L’attaquant derrière les campagnes de malspam Qealler semble avoir fait évoluer ses techniques d’attaque.

Qealler : des campagnes de plus en plus nombreuses

Depuis plusieurs mois, le CyberSOC d’Orange Cyberdefense suit et détecte des campagnes de malspam visant à distribuer un malware de type Stealer, codé en java, nommé Qealler. Les TTPs suggèrent que ces campagnes sont orchestrées par le même attaquant ou le même groupe. Depuis plusieurs semaines, nous observons une intensification de l’activité : les campagnes sont de plus en plus rapprochées et le nombre et le type d’entreprises ciblées s’accroît. L’analyse de notre équipe donne un éclairage sur ce malware relativement peu connu.

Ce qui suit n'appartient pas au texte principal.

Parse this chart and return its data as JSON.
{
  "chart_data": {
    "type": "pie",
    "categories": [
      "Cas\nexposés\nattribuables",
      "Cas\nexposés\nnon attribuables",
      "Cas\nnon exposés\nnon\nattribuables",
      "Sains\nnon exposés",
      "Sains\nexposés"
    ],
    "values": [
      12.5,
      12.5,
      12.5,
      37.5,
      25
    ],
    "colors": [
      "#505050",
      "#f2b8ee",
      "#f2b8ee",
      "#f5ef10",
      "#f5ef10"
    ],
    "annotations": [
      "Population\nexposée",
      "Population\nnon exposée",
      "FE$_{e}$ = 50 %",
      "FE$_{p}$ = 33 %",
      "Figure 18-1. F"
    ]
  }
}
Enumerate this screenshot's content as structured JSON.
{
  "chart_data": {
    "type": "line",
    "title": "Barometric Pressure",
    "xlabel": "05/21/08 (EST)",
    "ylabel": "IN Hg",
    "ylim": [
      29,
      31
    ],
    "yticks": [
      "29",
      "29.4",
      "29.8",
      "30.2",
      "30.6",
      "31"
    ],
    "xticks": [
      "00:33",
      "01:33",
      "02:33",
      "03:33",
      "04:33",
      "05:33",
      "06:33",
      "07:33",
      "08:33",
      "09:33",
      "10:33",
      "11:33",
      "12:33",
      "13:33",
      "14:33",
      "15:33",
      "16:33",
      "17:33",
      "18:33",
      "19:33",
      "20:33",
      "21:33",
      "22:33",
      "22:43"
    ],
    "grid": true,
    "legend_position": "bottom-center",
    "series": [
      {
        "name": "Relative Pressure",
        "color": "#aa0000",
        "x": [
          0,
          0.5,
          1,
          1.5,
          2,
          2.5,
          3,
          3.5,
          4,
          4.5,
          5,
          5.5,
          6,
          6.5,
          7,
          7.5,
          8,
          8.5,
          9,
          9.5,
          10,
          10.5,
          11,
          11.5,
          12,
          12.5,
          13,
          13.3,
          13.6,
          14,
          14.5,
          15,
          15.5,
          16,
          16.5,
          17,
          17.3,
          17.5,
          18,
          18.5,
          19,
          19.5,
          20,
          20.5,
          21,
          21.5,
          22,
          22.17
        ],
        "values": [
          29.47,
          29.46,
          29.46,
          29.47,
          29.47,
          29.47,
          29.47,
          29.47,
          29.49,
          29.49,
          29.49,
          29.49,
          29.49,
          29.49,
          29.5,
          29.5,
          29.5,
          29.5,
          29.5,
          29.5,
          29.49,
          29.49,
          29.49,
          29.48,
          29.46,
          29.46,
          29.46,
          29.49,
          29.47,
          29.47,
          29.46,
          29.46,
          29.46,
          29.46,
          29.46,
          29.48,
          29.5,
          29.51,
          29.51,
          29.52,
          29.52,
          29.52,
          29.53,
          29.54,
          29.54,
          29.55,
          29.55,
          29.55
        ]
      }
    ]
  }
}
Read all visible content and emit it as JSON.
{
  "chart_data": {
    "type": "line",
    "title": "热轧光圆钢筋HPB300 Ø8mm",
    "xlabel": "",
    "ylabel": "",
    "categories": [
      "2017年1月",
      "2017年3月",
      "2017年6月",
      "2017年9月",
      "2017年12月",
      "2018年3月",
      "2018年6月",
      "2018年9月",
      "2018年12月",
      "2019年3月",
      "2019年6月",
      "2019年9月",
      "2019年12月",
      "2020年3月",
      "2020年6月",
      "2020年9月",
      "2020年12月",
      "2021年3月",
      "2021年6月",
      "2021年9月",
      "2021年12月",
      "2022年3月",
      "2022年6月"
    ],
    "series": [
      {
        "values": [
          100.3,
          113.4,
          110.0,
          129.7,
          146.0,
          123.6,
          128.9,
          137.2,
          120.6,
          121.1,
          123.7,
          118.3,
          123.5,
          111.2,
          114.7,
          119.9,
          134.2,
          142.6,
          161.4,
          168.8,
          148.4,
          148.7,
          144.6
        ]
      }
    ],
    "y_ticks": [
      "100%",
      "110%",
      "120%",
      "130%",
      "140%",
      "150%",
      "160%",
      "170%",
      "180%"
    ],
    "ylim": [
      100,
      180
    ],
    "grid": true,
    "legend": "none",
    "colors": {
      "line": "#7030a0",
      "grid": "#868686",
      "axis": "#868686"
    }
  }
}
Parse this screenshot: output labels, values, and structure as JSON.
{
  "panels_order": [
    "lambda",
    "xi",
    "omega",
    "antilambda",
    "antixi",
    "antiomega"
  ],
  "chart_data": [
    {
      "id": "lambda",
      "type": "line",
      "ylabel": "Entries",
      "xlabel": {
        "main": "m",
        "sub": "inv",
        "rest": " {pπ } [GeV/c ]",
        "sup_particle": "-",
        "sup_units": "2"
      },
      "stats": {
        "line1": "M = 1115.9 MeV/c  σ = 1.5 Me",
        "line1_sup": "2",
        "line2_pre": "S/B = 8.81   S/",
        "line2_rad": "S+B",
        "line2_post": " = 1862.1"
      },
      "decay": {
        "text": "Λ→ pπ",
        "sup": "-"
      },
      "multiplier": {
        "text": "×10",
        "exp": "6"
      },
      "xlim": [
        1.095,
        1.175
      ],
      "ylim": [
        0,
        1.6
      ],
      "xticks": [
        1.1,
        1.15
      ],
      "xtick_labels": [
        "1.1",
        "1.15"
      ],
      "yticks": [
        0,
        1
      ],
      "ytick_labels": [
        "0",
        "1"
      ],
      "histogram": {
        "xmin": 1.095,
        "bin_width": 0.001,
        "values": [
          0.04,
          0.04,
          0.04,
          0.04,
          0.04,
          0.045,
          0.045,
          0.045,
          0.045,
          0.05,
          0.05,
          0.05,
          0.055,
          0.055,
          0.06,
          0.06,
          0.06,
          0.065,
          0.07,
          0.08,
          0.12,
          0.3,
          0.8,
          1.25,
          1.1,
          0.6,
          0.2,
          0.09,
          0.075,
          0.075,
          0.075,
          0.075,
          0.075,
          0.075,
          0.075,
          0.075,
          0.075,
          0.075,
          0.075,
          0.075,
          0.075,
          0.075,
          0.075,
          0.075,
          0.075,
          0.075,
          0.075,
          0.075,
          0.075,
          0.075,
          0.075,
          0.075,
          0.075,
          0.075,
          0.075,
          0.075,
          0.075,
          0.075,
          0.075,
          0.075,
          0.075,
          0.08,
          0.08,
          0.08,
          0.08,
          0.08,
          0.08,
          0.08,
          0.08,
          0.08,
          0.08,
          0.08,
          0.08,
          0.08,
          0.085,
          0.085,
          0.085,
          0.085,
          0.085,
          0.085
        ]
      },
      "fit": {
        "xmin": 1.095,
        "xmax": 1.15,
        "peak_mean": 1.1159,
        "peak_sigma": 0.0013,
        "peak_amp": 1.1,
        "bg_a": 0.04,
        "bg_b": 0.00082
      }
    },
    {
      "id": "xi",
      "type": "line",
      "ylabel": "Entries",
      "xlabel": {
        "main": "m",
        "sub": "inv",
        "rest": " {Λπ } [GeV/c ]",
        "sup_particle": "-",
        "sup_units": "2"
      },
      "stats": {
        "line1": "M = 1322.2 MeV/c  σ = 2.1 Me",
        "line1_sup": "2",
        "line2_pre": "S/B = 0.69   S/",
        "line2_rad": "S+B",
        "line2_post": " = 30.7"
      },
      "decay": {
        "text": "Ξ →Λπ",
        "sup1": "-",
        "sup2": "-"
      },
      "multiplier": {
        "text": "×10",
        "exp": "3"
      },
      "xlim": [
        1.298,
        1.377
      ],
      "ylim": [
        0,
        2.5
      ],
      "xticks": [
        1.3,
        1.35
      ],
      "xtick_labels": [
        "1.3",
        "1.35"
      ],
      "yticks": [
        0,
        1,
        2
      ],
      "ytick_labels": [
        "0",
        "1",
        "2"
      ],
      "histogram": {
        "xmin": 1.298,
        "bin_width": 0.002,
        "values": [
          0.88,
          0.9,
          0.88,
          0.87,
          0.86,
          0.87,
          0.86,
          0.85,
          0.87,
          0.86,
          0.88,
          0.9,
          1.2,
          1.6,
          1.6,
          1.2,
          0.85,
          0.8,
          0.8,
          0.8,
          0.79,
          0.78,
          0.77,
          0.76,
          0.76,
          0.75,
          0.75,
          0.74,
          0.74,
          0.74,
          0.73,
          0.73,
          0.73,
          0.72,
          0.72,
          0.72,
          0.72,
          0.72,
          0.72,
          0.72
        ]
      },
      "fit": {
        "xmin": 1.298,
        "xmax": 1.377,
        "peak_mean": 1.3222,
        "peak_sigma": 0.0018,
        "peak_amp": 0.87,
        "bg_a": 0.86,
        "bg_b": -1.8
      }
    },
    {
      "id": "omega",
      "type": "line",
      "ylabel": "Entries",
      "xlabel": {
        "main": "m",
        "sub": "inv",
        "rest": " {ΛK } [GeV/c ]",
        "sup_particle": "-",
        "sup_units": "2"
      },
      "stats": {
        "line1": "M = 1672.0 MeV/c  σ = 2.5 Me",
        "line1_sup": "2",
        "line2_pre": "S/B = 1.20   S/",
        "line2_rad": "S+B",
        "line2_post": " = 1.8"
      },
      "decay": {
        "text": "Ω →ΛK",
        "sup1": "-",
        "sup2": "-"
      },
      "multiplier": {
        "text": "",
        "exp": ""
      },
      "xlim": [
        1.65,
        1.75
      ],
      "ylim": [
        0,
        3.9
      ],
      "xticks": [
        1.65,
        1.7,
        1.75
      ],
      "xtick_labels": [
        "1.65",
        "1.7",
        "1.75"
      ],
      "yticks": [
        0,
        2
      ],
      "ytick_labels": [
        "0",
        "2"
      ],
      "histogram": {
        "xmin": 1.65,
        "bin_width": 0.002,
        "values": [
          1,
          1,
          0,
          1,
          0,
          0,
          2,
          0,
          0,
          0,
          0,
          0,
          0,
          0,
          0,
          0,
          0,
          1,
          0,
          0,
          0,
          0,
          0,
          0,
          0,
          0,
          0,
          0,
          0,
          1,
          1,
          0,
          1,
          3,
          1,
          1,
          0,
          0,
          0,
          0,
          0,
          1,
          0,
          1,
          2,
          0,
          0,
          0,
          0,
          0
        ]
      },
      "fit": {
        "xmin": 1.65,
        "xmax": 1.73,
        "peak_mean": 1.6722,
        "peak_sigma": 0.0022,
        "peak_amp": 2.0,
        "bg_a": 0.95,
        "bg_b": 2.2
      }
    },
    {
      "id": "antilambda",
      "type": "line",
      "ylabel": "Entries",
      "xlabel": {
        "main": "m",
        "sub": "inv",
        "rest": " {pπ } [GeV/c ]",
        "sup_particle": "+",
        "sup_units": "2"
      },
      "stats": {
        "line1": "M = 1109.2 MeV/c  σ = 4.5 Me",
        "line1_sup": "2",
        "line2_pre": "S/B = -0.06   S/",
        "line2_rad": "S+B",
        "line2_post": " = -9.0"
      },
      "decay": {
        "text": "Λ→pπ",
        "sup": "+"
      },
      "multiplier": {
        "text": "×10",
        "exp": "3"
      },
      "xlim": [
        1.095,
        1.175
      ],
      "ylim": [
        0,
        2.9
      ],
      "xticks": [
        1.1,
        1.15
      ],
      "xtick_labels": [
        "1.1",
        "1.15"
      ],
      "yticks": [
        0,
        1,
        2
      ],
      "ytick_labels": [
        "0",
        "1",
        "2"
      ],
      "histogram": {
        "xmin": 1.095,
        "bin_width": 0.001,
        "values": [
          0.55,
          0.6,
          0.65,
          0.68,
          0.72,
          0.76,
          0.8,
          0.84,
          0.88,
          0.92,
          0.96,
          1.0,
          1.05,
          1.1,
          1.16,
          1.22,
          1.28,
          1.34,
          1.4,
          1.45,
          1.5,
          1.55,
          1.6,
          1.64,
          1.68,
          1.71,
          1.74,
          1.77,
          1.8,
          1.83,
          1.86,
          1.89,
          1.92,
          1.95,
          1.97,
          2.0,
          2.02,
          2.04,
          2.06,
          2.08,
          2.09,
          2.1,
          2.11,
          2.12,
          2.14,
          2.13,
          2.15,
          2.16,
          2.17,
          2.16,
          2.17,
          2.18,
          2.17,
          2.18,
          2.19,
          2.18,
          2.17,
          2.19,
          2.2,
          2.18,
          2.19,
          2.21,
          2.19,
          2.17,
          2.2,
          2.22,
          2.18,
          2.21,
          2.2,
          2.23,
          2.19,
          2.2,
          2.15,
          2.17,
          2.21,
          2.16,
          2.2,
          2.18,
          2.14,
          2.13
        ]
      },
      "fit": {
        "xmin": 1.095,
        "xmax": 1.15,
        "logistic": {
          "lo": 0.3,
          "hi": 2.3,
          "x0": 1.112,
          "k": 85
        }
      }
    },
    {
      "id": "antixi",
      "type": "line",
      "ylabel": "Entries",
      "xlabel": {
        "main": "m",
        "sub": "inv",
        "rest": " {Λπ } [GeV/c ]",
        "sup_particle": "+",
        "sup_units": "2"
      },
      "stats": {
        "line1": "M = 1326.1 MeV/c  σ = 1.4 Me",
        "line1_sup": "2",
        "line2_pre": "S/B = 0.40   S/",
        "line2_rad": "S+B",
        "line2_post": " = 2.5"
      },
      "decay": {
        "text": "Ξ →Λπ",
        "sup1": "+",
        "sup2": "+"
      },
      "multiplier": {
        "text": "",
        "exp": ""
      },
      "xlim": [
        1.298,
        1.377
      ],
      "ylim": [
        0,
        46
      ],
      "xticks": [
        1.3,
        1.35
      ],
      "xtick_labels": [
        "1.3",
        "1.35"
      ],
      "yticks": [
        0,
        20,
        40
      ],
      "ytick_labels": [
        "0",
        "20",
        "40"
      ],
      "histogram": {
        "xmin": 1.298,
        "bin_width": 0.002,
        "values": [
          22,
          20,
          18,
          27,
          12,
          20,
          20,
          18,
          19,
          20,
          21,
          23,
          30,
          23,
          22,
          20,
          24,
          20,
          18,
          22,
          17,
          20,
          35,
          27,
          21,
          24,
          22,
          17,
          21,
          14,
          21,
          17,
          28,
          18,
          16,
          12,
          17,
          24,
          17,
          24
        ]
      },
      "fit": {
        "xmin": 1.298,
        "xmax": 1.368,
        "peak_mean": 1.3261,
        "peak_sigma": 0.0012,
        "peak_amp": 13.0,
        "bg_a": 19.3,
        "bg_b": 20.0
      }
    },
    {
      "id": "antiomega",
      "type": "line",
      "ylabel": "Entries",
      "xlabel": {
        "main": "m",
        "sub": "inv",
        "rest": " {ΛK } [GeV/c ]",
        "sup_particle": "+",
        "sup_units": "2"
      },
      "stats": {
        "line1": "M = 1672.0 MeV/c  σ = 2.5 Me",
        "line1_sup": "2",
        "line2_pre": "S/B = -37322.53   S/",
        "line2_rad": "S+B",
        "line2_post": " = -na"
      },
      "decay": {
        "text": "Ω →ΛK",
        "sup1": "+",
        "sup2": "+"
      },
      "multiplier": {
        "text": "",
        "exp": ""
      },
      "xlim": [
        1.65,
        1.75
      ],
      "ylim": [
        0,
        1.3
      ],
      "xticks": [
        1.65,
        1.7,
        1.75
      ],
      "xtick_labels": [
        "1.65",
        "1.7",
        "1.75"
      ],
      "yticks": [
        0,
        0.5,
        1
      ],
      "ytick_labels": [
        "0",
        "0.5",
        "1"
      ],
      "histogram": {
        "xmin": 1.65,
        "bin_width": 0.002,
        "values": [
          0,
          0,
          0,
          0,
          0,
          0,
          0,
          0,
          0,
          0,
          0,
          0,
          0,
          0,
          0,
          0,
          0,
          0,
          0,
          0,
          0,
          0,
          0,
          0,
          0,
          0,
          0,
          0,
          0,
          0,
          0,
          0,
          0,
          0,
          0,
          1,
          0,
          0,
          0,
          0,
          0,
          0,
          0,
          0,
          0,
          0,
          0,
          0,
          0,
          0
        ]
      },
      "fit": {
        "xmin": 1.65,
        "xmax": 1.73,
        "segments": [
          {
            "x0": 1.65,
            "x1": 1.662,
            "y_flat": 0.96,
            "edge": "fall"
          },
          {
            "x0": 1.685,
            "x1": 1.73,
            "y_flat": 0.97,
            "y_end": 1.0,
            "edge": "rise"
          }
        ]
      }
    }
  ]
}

malspam : détails de l’attaque

La méthode de distribution se fait par le biais d’e-mails contenant une pièce jointe supposée être un document PDF destinées aux victimes. Nous notons que la pièce jointe est en réalité une image (logo PDF), associée à un lien hypertexte pointant vers le malware.

Dans la majorité des cas, nous retrouvons les patterns suivants :

  • Le headerFrom Smtp commence par “Account <” ou “Account Payable <“
  • Le sujet contient systématiquement “Remittance” accompagné généralement des patterns “Advice” ou “Account” accompagnés d’une suite de chiffres (une fausse référence).
  • Le mail est rédigé en anglais.

Un lien redirigeant vers la pièce jointe (dans le cas présent hxxps://conne.co[.]uk)

Figure 1 : exemple de mail malveillant – source CyberSOC d’Orange Cyberdefense

 

A noter que le message provient d’une adresse email légitime dont le compte a très certainement été compromis au préalable par l’attaquant. Dans tous les cas observés, il s’agit systématiquement d’adresses email Microsoft Office 365.

Chaque email est adressé à une liste très restreinte de cibles (1 à 5 personnes maximum). Pour rendre son attaque plus massive et ciblée, l’attaquant utilise de nombreuses adresses emails de sources différentes. Comme évoqué, ces adresses d’émission sont rattachées à des entreprises existantes et probablement à des comptes usurpés. Via l’analyse des headers SMTP, il a également été possible de remonter à quelques adresses IP utilisées par l’attaquant pour envoyer ces campagnes d’emails. Il s’agit d’adresses appartenant à des hosters. Il semble que ces IP soient rattachées à des serveurs probablement compromis par l’attaquant.

Le lien mène à une redirection d’URL permanente (http 301), qui redirige vers le site hébergeant le payload. Il s’agit très souvent de sites wordpress compromis sur lesquels l’attaquant a déposé son payload faisant ainsi office de repository. L’URL est facilement indentifiable car elle contient systématiquement le mot “Remittance” et finit par “_pdf.jar” ou “_PDF.jar”. A noter cependant que cette nomenclature n’a pas été respectée durant la dernière campagne.

Figure 2 : redirection http – source CyberSOC d’Orange Cyberdefense

 

Pour maximiser ses chances de succès, l’attaquant utilise en moyenne pour chaque campagne une dizaine de sites de redirection et autant de sites faisant office de repository.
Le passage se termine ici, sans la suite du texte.